8 | O único instante em que gargalharam.

ELA Somos, fomos, você e eu, nossas histórias, nossas certezas.
Nossa maneira de sentir as coisas, disso não podemos nos arrepender
Cá você, lá eu,
é a distância que nos ajuda a nos reconhecer
que mistério é o que se cruza entre nós dois
fazendo-nos esquecer tanto passado quem sabe se somos tão diferentes
o que terá crescido tanto entre nós dois?
alguma coisa que não entendo, alguma coisa mais além que me faz
sentir ambígua e que me produz terror ter sentido piedade em algum momento
Como foi que surgiu, apesar de mim, isto da piedade entre os dois como piedade converter-me em piedosa eu que nunca o fui
ELE Um domingo de tarde eu tinha ido te visitar e tinha levado torta de ricota que você gostava, porque tinha me dito um dia
Você perguntou quem era meu pai
Meu pai?, disse eu, me ouviu bem, me disse eu não sei quem era meu pai, te disse, sabia, me disse, e depois de provar a torta perguntou e tua mãe? Minha mãe, sim, eu conheci bem
Imaginava, disse você
curioso, do meu pai eu só tenho lembrança, uma lembrança que sempre me volta...

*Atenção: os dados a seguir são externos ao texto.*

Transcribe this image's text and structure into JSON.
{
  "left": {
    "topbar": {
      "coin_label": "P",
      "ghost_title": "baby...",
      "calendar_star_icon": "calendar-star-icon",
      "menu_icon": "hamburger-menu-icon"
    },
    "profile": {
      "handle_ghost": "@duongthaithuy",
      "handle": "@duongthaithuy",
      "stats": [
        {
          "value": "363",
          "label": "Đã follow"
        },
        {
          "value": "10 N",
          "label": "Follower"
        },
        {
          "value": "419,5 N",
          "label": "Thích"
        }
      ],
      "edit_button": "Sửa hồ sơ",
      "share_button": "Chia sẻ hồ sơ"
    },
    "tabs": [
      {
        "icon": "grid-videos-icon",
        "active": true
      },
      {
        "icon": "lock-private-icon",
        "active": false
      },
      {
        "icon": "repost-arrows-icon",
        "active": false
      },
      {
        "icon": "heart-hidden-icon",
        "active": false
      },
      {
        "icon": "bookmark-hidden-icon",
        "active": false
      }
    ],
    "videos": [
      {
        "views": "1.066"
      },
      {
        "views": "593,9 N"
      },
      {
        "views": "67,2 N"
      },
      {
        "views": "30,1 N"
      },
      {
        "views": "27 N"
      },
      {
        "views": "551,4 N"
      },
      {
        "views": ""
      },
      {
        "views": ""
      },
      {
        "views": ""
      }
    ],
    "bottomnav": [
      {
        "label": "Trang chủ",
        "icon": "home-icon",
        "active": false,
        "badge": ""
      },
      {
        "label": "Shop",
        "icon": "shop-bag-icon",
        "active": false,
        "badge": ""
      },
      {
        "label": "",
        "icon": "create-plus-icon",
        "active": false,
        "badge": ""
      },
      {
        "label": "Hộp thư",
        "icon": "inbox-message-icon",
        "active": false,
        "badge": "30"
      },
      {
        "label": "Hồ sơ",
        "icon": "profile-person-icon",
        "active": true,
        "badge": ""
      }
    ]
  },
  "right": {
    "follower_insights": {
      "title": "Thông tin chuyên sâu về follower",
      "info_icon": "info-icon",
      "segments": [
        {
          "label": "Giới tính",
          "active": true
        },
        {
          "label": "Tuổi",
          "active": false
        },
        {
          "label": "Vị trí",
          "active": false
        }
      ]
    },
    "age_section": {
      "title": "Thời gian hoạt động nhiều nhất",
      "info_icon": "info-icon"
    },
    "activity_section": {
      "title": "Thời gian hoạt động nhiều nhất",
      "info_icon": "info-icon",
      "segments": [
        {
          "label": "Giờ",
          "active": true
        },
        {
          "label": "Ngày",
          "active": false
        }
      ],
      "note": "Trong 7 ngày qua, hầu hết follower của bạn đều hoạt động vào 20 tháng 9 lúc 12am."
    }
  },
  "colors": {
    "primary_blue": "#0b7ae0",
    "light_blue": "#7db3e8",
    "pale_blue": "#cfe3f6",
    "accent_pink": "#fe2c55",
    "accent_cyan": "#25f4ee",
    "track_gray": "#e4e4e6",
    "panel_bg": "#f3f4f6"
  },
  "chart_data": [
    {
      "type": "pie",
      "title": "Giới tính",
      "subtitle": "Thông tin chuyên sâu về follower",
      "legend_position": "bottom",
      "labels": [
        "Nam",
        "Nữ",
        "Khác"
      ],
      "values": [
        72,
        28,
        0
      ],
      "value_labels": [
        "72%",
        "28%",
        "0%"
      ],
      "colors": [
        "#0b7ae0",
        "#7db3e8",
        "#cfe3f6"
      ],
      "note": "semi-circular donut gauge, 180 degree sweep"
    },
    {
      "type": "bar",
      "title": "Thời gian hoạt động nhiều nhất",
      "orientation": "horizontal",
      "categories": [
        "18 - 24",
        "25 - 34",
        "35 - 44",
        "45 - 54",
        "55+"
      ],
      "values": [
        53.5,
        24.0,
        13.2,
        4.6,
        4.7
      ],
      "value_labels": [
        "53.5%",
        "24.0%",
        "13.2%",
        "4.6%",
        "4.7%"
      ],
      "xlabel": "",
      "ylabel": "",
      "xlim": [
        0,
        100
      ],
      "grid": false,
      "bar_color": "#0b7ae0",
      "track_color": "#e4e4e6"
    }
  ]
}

como se toda a relação com meu pai se revelasse através dessa lembrança
eu tinha perto de nove ou dez anos
tinha chegado em casa chorando, porque uns meninos tinham me batido na rua
meu pai perguntou que idade tinham os meninos
eu disse que eram maiores que eu, que tinham doze ou treze anos
me disse que queria vê-los, prometeu que não ia se meter com eles que só queria vê-los
fomos juntos caminhando até a praça onde a turma em geral se reunia. Estavam lá. Não nos viram. Papai perguntou qual tinha sido o que tinha me batido.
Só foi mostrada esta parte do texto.